I also think it's unfair to claim that Tim is repelled by political engagement from poets - after all, he has written a well-received book on the subject in which your anthology is in the minority of situations of political engagement and protest which he seems to dislike.

And, what's more, it's wrong to make judgements on someone's political colouring on the basis of a personal disagreement. Tim may be a 'literary conservative' but I've no reason to think he is a political one or a supporter of the Iraq war. Unless you know better?
EYEWEAR said…
Roddy, thnaks for this. Said anything new? - well, until Kendall retracts his comments, or modifies them, then I think we are safe to assume he still stands by them. Academic publications are not opinion, or editorials, or blogs - they are meant to be, I think, well-thought-through positions meant to stand the test of time. Kendall's 2006 comments on the poems against the Iraq war are, therefore, relevant two years later. Now, you suggest this is a personal disagreement - which is curious. In England, it seems, anytime anyone disagrees with someone's politics, it is assumed to be personal. Well, Kendall started it - but it has never been personal at all. I have never met the man, or even had email contact with him. Never spoken to him. Further, his disagreement is not just with me, as editor of what he deems a "fashionable" and profittering anthology, but with all the poets in the book - more, he critically considers that poetry opposing the Iraq war was chiefly opportunistic and badly-written, mainly because a) it was polemical and b) written by non-combatants. I cannot imagine a more naive position than that good poems can only be written by participants of the events they describe (this would rule out almost all imaginative verse). More plainly, Kendall's sustained chapter-length assault on those writers who were offended by an illegal war is, de facto, an ideologically conservative position. However, should Kendall wish to clarify or retract his views, I'd be very glad to remove this post. He's spent the last few years writing or editing books which paint me as a war-profiteer, charlatan, coward and hypocrite (for not fighting myself in the war) so I feel it isn't so unfair of me, Roddy, to comment on his writing and views, such as I see them.
Anonymous said…
You do a nice line in polemic Todd! But re "He's spent the last few years writing or editing books which paint me as a war-profiteer, charlatan, coward and hypocrite"

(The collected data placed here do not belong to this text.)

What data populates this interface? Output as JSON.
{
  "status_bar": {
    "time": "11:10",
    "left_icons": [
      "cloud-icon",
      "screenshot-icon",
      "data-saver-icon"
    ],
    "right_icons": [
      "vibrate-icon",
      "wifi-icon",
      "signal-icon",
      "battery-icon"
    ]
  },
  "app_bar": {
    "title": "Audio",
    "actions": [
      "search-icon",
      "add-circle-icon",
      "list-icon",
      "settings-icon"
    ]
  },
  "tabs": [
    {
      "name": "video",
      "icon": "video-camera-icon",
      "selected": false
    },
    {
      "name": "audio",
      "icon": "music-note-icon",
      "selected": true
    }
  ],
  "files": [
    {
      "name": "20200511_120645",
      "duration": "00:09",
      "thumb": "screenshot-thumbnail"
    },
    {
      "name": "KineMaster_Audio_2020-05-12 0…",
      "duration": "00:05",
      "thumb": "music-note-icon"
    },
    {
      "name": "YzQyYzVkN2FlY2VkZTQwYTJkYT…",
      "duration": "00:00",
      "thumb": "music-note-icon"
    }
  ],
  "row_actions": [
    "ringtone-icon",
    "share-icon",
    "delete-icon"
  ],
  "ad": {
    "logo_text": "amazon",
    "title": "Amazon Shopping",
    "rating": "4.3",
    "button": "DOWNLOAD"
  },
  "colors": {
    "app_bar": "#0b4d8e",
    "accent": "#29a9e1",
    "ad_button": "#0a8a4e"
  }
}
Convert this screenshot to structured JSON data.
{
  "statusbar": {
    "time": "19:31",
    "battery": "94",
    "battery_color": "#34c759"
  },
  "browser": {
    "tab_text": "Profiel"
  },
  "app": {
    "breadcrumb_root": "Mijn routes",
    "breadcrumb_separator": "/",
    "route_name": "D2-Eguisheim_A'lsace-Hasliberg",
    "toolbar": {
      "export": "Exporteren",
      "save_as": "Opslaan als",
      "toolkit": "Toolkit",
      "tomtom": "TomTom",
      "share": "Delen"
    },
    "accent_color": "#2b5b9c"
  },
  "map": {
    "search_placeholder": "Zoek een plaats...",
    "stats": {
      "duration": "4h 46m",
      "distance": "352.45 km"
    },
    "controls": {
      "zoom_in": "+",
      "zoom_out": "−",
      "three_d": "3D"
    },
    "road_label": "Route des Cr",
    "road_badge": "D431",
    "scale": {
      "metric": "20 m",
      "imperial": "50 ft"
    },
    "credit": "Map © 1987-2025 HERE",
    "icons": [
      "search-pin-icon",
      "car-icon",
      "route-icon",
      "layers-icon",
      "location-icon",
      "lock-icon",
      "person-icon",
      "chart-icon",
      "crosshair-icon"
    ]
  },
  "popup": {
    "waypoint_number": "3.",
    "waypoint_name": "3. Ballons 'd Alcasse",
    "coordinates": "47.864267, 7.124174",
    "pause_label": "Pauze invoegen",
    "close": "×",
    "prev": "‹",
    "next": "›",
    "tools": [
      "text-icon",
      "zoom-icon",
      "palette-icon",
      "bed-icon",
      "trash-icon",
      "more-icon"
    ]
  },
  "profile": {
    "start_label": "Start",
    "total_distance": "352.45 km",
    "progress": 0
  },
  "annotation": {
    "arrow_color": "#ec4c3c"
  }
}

Has he? Any evidence other than the chapter of the book already mentioned?

Me defending Tim K! Can't think who should be more horrified - me or him!
EYEWEAR said…
Hi Roddy, yes, I have more evidence - he edited a major book for Oxford, in the last few years, and asked David Wheatley, of all people, to write a section on the poets against the war anthologies. Wheatley, of course, makes the same noises as Kendall.